Raina Telgemeier’s path to global dominance of the young adult graphic novel market started when in 2006 she began adapting Ann M. Martin’s hugely successful novels featuring four young girls who form a babysitter’s club. The easy manner and charm of Telgemeier’s subsequent work is already apparent. She retains the chapters in order to break the story down into easier chunks, gives the entire cast a youthful charm while ensuring they’re visually distinct, and keeps the art simple, but not without detail to establish a setting.

As she tells us on the opening page, it’s Kristy Thomas whose idea it was to start a babysitting club, having worked out how when parents need a babysitter it often takes them several phone calls to hook up with someone. If she and her friends Claudia Kishi, Stacey McGill and Mary Anne Spier had a club, parents would only need to call one number, and even if one of them was cheerleading and another had to look after their own younger sibling there’d still be someone available. There prove to be plenty of stages between concept and actuality, and they’re all considered. They’ve surely since been used as a template by readers, as they must have been when Martin published her original novel.

While kept upbeat and cheery, this isn’t a sanitised world. The girls have individual problems, ranging from considerable shyness to even more serious matters, and these aren’t trivialised. Just as in the real world there isn’t always a simple solution, but it’s stressed that it’s always worth talking, and those problems are given greater attention in the following books, beginning with The Truth About Stacey. What makes The Baby-Sitters Club such fun, though, isn’t the problems they have, it’s the imagination applied to creating various strange situations the girls find themselves in, and how they require ingenuity to deal with unruly kids or the witch who lives next door. The beginning and end of the book feature page-turning connected chapters, while all others are individual short stories, with the narration switching according to which of the girls is central to events.
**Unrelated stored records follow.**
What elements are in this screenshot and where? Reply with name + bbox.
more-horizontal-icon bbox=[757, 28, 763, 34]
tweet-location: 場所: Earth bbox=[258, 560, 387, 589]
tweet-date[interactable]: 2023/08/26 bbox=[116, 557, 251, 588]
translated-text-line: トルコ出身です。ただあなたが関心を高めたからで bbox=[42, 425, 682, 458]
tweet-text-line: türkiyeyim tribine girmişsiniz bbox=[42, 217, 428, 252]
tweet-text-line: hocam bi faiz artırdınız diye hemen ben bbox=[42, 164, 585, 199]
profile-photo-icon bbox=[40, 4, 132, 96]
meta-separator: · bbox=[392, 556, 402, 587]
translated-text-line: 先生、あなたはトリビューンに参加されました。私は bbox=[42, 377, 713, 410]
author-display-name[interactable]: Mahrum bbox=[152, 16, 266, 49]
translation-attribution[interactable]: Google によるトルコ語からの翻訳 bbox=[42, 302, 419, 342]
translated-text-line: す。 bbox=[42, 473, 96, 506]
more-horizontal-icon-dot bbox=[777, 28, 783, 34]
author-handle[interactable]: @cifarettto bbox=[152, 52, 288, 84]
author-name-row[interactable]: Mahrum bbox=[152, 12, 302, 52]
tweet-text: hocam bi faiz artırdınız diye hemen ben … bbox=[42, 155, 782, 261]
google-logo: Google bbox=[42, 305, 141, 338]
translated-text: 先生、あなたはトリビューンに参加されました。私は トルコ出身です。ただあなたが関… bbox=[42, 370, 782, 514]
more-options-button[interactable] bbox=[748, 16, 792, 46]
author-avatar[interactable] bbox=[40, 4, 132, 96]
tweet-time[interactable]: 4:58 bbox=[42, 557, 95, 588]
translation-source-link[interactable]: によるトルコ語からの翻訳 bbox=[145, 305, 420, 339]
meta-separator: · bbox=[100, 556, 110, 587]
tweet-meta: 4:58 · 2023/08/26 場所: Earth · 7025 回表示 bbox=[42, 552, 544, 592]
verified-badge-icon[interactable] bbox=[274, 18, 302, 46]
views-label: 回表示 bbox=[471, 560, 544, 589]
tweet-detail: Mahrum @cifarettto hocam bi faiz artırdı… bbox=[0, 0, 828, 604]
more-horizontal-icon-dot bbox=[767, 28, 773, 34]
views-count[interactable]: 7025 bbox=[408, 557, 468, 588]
According to the author bio, The Baby-Sitters Club novels had sold 176 million copies by 2016, and success like that doesn’t come without massive popular appeal. It’s an appeal these adaptations obviously also possess. They began as black and white editions, and were upgraded via the addition of Braden Lamb’s colour in 2016, but in slightly smaller format, the contrast compared for the sample page. Telegemeier’s art strikes the right tone in either package, and a door into a cheerful small town world remains open.